When we were planning the brand in 2010, we chose the name Bondi Sands because we believed it was about marketing the Australian lifestyle as much as it was self-tan. The launch into self-tan was the obvious decision because we understood the tanning category, but it was also a category that was growing very quickly globally. It was a niche category, and there weren’t a lot of big multinationals playing in that space, so we saw the opportunity to take market share very quickly. In Australia, we have close to 65% market share now. Following on from that Australian lifestyle, it’s about pushing into sun care. For consumers, the brand message translates very well from self-tan into sun care. And a lot of the retailers group self-tan and sunscreen into one sun care category. So, we already have shelf space with these retailers within self-tan. It now allows us to leverage that into pushing it into sun care and again pull that consumer across from there. The cosmetics is pushing the other way. But, again, it’s about leveraging our current consumer base and delivering that same color and lifestyle and fun they expect from Bondi Sands. We don’t just launch products for the sake of launching product. I mean we launch a lot of product, but unless it really solves the problem, we won’t launch it.
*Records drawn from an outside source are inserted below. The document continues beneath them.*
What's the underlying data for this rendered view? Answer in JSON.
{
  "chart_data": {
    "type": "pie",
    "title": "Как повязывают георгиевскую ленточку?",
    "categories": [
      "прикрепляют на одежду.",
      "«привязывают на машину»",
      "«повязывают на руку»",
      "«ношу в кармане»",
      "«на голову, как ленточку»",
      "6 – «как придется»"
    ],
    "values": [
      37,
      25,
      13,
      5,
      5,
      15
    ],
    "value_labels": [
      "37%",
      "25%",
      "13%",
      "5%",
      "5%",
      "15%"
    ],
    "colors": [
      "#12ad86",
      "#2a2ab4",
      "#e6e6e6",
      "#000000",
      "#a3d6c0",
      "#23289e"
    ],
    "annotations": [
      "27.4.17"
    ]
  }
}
Is sun care available globally?

Not fully globally. We launched into the U.K. two years ago, and we’re looking to launch sun care into the U.S. in 2021, which will be a big step for the brand. It’s the biggest sun care market in the world, and the size of that category is huge. Self-tan is about 7% to 9% of that total category. Sun care is really the next big platform for us. It brings in a whole level of new challenges. The investment these brands have to play with is huge. So, we really need to be clever with what we do and be innovative in what we do and create great products. That’s how we’re going to compete. Sun care is not an emotional decision. People don’t get the instant gratification when you put sun care or sunscreen on. With self-tan, people put it on, they look great, and they want to get that result straight away. With sun care, we’re building a different credibility message around great protection. It’s a much slower build.

Bondi Sands
Bondi Sands has diversified beyond the self-tanning category into cosmetics and sun care. In particular, sun care is a big push for the brand.
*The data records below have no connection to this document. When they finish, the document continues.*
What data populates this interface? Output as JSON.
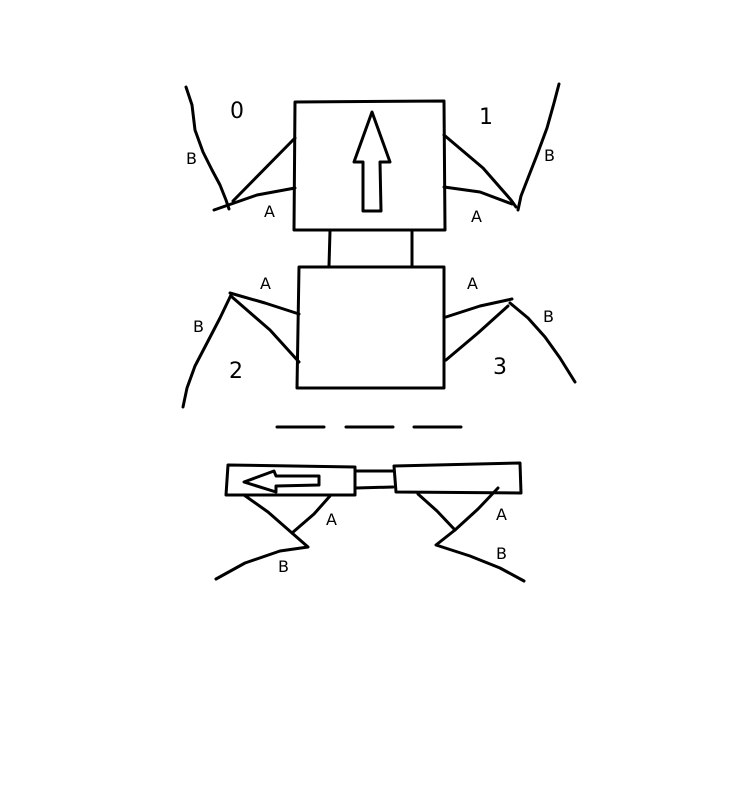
{
  "colors": {
    "background": "#ffffff",
    "ink": "#000000"
  },
  "top_view": {
    "upper_body": {
      "arrow_icon": "up-arrow",
      "legs": [
        {
          "number": "0",
          "segment_a": "A",
          "segment_b": "B"
        },
        {
          "number": "1",
          "segment_a": "A",
          "segment_b": "B"
        }
      ]
    },
    "lower_body": {
      "legs": [
        {
          "number": "2",
          "segment_a": "A",
          "segment_b": "B"
        },
        {
          "number": "3",
          "segment_a": "A",
          "segment_b": "B"
        }
      ]
    }
  },
  "side_view": {
    "arrow_icon": "left-arrow",
    "legs": [
      {
        "segment_a": "A",
        "segment_b": "B"
      },
      {
        "segment_a": "A",
        "segment_b": "B"
      }
    ]
  }
}
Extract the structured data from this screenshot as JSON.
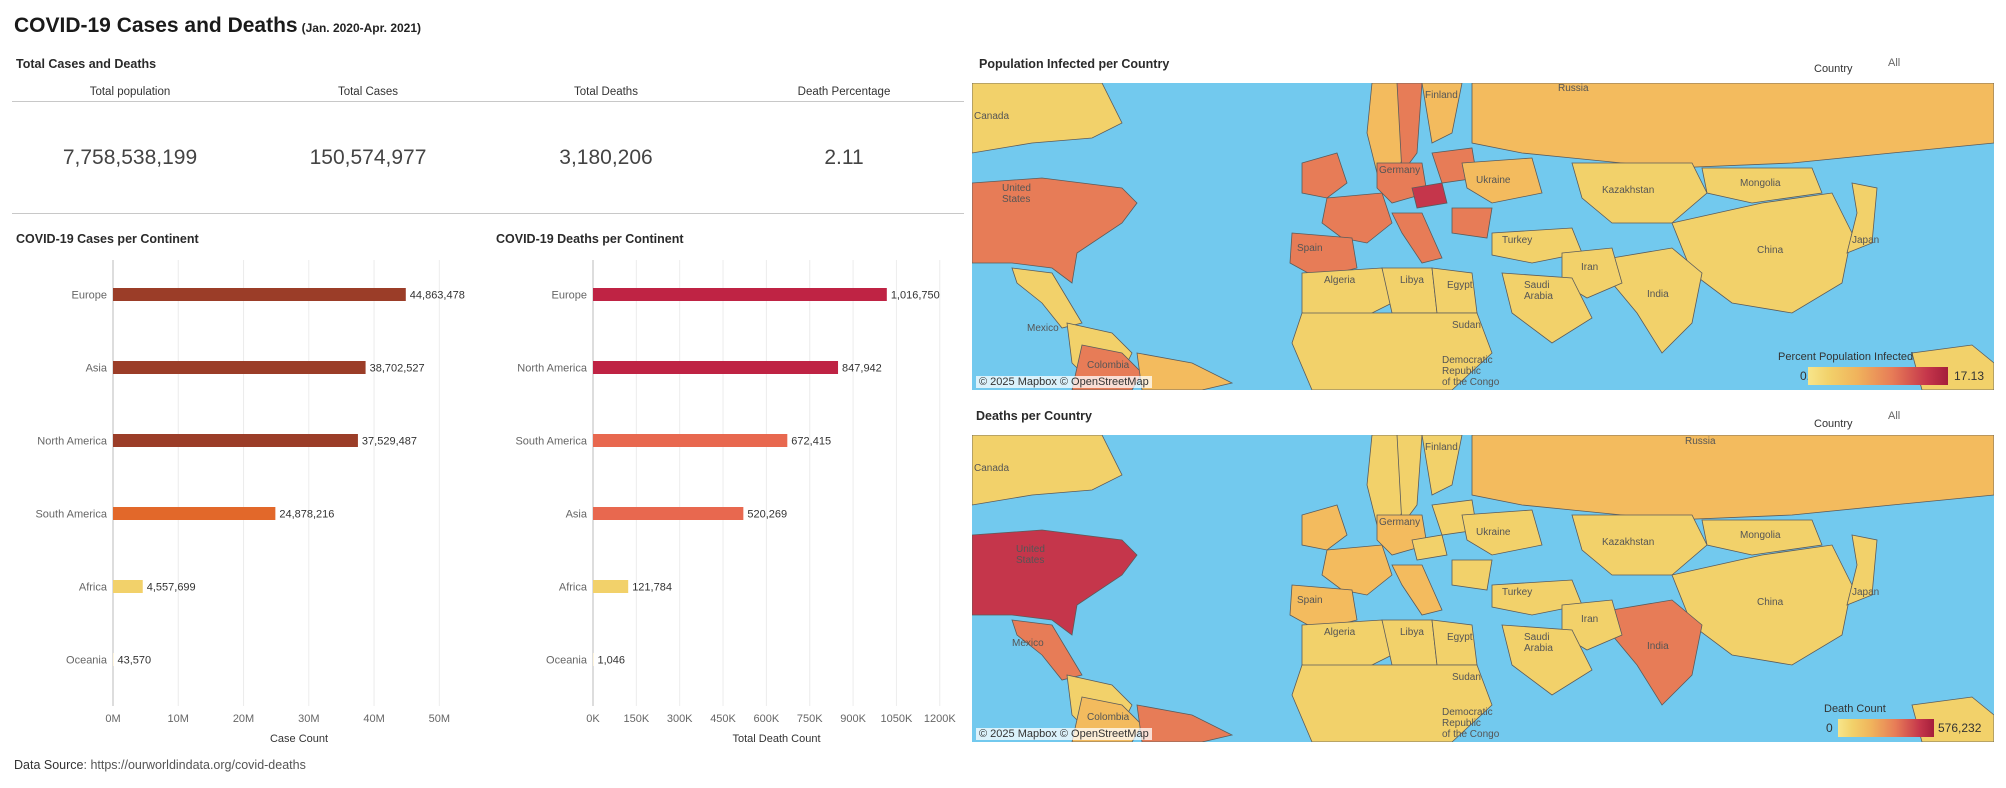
{
  "header": {
    "title": "COVID-19 Cases and Deaths",
    "subtitle": "(Jan. 2020-Apr. 2021)"
  },
  "totals": {
    "section_title": "Total Cases and Deaths",
    "columns": [
      {
        "label": "Total population",
        "value": "7,758,538,199"
      },
      {
        "label": "Total Cases",
        "value": "150,574,977"
      },
      {
        "label": "Total Deaths",
        "value": "3,180,206"
      },
      {
        "label": "Death Percentage",
        "value": "2.11"
      }
    ]
  },
  "chart_data": [
    {
      "type": "bar",
      "orientation": "horizontal",
      "title": "COVID-19 Cases per Continent",
      "xlabel": "Case Count",
      "ylabel": "",
      "categories": [
        "Europe",
        "Asia",
        "North America",
        "South America",
        "Africa",
        "Oceania"
      ],
      "values": [
        44863478,
        38702527,
        37529487,
        24878216,
        4557699,
        43570
      ],
      "labels": [
        "44,863,478",
        "38,702,527",
        "37,529,487",
        "24,878,216",
        "4,557,699",
        "43,570"
      ],
      "colors": [
        "#9b3d28",
        "#9b3d28",
        "#9b3d28",
        "#e2682a",
        "#f2d16a",
        "#f9e7b8"
      ],
      "xlim": [
        0,
        57000000
      ],
      "ticks": [
        0,
        10000000,
        20000000,
        30000000,
        40000000,
        50000000
      ],
      "tick_labels": [
        "0M",
        "10M",
        "20M",
        "30M",
        "40M",
        "50M"
      ],
      "grid": true
    },
    {
      "type": "bar",
      "orientation": "horizontal",
      "title": "COVID-19 Deaths per Continent",
      "xlabel": "Total Death Count",
      "ylabel": "",
      "categories": [
        "Europe",
        "North America",
        "South America",
        "Asia",
        "Africa",
        "Oceania"
      ],
      "values": [
        1016750,
        847942,
        672415,
        520269,
        121784,
        1046
      ],
      "labels": [
        "1,016,750",
        "847,942",
        "672,415",
        "520,269",
        "121,784",
        "1,046"
      ],
      "colors": [
        "#bf2344",
        "#bf2344",
        "#e8684f",
        "#e8684f",
        "#f2d16a",
        "#f9e7b8"
      ],
      "xlim": [
        0,
        1270000
      ],
      "ticks": [
        0,
        150000,
        300000,
        450000,
        600000,
        750000,
        900000,
        1050000,
        1200000
      ],
      "tick_labels": [
        "0K",
        "150K",
        "300K",
        "450K",
        "600K",
        "750K",
        "900K",
        "1050K",
        "1200K"
      ],
      "grid": true
    }
  ],
  "map_infected": {
    "title": "Population Infected per Country",
    "filter_label": "Country",
    "filter_value": "All",
    "attribution": "© 2025 Mapbox © OpenStreetMap",
    "legend_title": "Percent Population Infected",
    "legend_min": "0.00",
    "legend_max": "17.13",
    "colors": {
      "water": "#72c9ee",
      "low": "#f2d16a",
      "mid": "#f3bb5e",
      "high": "#e77c57",
      "top": "#c5364b"
    },
    "labels": [
      "Canada",
      "United States",
      "Mexico",
      "Colombia",
      "Russia",
      "Kazakhstan",
      "Mongolia",
      "China",
      "Japan",
      "India",
      "Iran",
      "Saudi Arabia",
      "Egypt",
      "Libya",
      "Algeria",
      "Sudan",
      "Turkey",
      "Ukraine",
      "Germany",
      "Spain",
      "Finland",
      "Democratic Republic of the Congo"
    ]
  },
  "map_deaths": {
    "title": "Deaths per Country",
    "filter_label": "Country",
    "filter_value": "All",
    "attribution": "© 2025 Mapbox © OpenStreetMap",
    "legend_title": "Death Count",
    "legend_min": "0",
    "legend_max": "576,232",
    "labels": [
      "Canada",
      "United States",
      "Mexico",
      "Colombia",
      "Russia",
      "Kazakhstan",
      "Mongolia",
      "China",
      "Japan",
      "India",
      "Iran",
      "Saudi Arabia",
      "Egypt",
      "Libya",
      "Algeria",
      "Sudan",
      "Turkey",
      "Ukraine",
      "Germany",
      "Spain",
      "Finland",
      "Democratic Republic of the Congo"
    ]
  },
  "footer": {
    "label": "Data Source",
    "url": "https://ourworldindata.org/covid-deaths"
  }
}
What products have not performed well?

We don’t walk away from anything very easily. So, if something doesn’t work, we’ll keep trying to rework it. I’d say the men’s product that we launched in 2017. When we launched that, we knew that men’s tanning was only about 10% of total sales, but we believed it was shifting, and we bought a lot of market data and looked into a lot of those products to understand what men were buying. There are more men coming to the category, but they just didn’t come over as quickly as we would have liked. The products sit in our bottom third, but you bump into men every now and then that love the product. We’re thinking maybe we need to change our direction now in terms of how do we reach those male consumers. We believe that, essentially, we can add more products in the men’s range and build it out, and maybe look at an online direction to target men in an environment where they feel comfortable buying self-tan. So, that’s one of the biggest fails, but, at the same time, we have learned a lot from that, too.
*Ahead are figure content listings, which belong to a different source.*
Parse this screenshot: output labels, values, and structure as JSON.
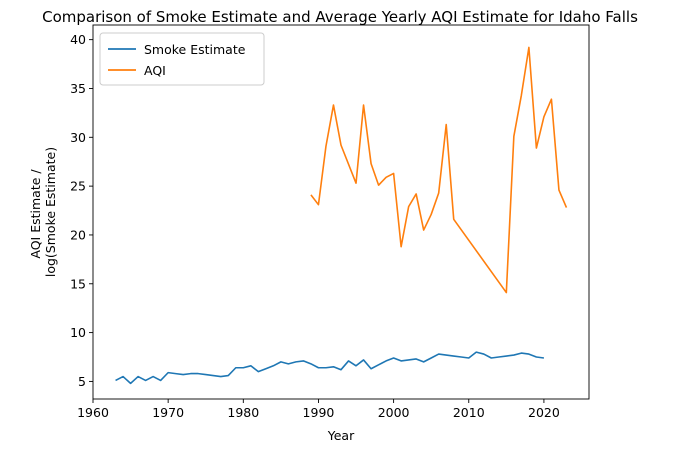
{
  "chart_data": {
    "type": "line",
    "title": "Comparison of Smoke Estimate and Average Yearly AQI Estimate for Idaho Falls",
    "xlabel": "Year",
    "ylabel_lines": [
      "AQI Estimate /",
      "log(Smoke Estimate)"
    ],
    "xlim": [
      1960,
      2026
    ],
    "ylim": [
      3.2,
      41.5
    ],
    "xticks": [
      1960,
      1970,
      1980,
      1990,
      2000,
      2010,
      2020
    ],
    "yticks": [
      5,
      10,
      15,
      20,
      25,
      30,
      35,
      40
    ],
    "legend_position": "top-left",
    "grid": false,
    "series": [
      {
        "name": "Smoke Estimate",
        "color": "#1f77b4",
        "x": [
          1963,
          1964,
          1965,
          1966,
          1967,
          1968,
          1969,
          1970,
          1971,
          1972,
          1973,
          1974,
          1975,
          1976,
          1977,
          1978,
          1979,
          1980,
          1981,
          1982,
          1983,
          1984,
          1985,
          1986,
          1987,
          1988,
          1989,
          1990,
          1991,
          1992,
          1993,
          1994,
          1995,
          1996,
          1997,
          1998,
          1999,
          2000,
          2001,
          2002,
          2003,
          2004,
          2005,
          2006,
          2007,
          2008,
          2009,
          2010,
          2011,
          2012,
          2013,
          2014,
          2015,
          2016,
          2017,
          2018,
          2019,
          2020
        ],
        "y": [
          5.1,
          5.5,
          4.8,
          5.5,
          5.1,
          5.5,
          5.1,
          5.9,
          5.8,
          5.7,
          5.8,
          5.8,
          5.7,
          5.6,
          5.5,
          5.6,
          6.4,
          6.4,
          6.6,
          6.0,
          6.3,
          6.6,
          7.0,
          6.8,
          7.0,
          7.1,
          6.8,
          6.4,
          6.4,
          6.5,
          6.2,
          7.1,
          6.6,
          7.2,
          6.3,
          6.7,
          7.1,
          7.4,
          7.1,
          7.2,
          7.3,
          7.0,
          7.4,
          7.8,
          7.7,
          7.6,
          7.5,
          7.4,
          8.0,
          7.8,
          7.4,
          7.5,
          7.6,
          7.7,
          7.9,
          7.8,
          7.5,
          7.4
        ]
      },
      {
        "name": "AQI",
        "color": "#ff7f0e",
        "x": [
          1989,
          1990,
          1991,
          1992,
          1993,
          1995,
          1996,
          1997,
          1998,
          1999,
          2000,
          2001,
          2002,
          2003,
          2004,
          2005,
          2006,
          2007,
          2008,
          2015,
          2016,
          2017,
          2018,
          2019,
          2020,
          2021,
          2022,
          2023
        ],
        "y": [
          24.1,
          23.1,
          29.1,
          33.3,
          29.2,
          25.3,
          33.3,
          27.3,
          25.1,
          25.9,
          26.3,
          18.8,
          22.9,
          24.2,
          20.5,
          22.1,
          24.3,
          31.3,
          21.6,
          14.1,
          30.1,
          34.3,
          39.2,
          28.9,
          32.1,
          33.9,
          24.6,
          22.8
        ]
      }
    ]
  }
}
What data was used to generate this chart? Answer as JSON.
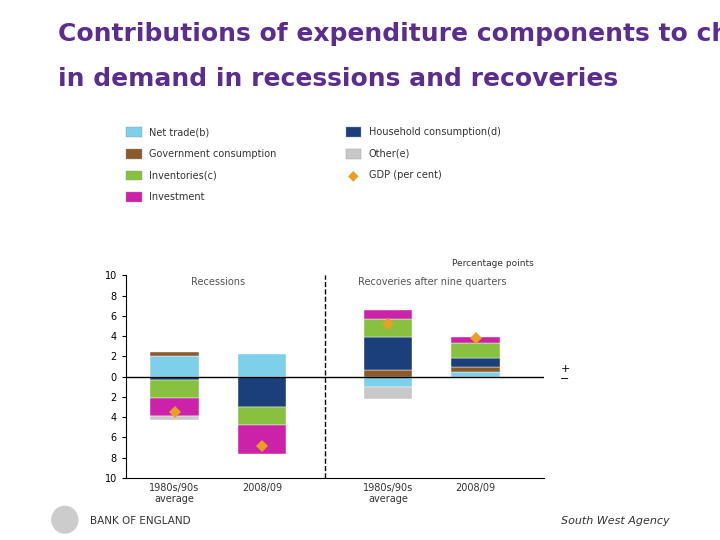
{
  "title_line1": "Contributions of expenditure components to changes",
  "title_line2": "in demand in recessions and recoveries",
  "title_fontsize": 18,
  "title_color": "#5b2d8e",
  "background_color": "#ffffff",
  "colors": {
    "net_trade": "#7ecfea",
    "household_consumption": "#1a3f7a",
    "government_consumption": "#8B5A2B",
    "other": "#c8c8c8",
    "inventories": "#88c040",
    "investment": "#cc22aa",
    "gdp_marker": "#e8a020"
  },
  "legend_labels": {
    "net_trade": "Net trade(b)",
    "household_consumption": "Household consumption(d)",
    "government_consumption": "Government consumption",
    "other": "Other(e)",
    "inventories": "Inventories(c)",
    "gdp": "GDP (per cent)",
    "investment": "Investment"
  },
  "bars": {
    "rec_1980s": {
      "net_trade": 2.0,
      "government_consumption": 0.4,
      "household_consumption": -0.3,
      "investment": -1.8,
      "inventories": -1.8,
      "other": -0.4,
      "gdp": -3.5
    },
    "rec_2008": {
      "net_trade": 2.2,
      "government_consumption": 0.0,
      "household_consumption": -3.0,
      "investment": -2.8,
      "inventories": -1.8,
      "other": 0.0,
      "gdp": -6.8
    },
    "rec_1980s_recovery": {
      "household_consumption": 3.2,
      "government_consumption": 0.7,
      "inventories": 1.8,
      "investment": 0.9,
      "net_trade": -1.0,
      "other": -1.2,
      "gdp": 5.2
    },
    "rec_2008_recovery": {
      "household_consumption": 0.8,
      "government_consumption": 0.5,
      "inventories": 1.5,
      "investment": 0.6,
      "net_trade": 0.5,
      "other": 0.0,
      "gdp": 3.8
    }
  },
  "footer_right": "South West Agency",
  "ylim": [
    -10,
    10
  ],
  "yticks": [
    -10,
    -8,
    -6,
    -4,
    -2,
    0,
    2,
    4,
    6,
    8,
    10
  ]
}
What role does Bondi Sand’s e-commerce play in its overall sales?

When we launched the brand, we wanted to be a retail brand, and I think we’re quite unique in that sense because we are a market leader when it comes to social media, with over 700,000 followers on Instagram, but we like to take those followers and push them into store. So, yes, we’re a digital brand, but we believe our credibility and the strength of our brand comes through retail, and I guess that goes against a lot of the trends at the moment. Our e-commerce is around 5% of our total revenue. When we launch a product, we will launch into a retailer first before we have it available on our channels. We like to have a good relationship with our retailers, and I think that’s what’s allowed the brand to grow so rapidly.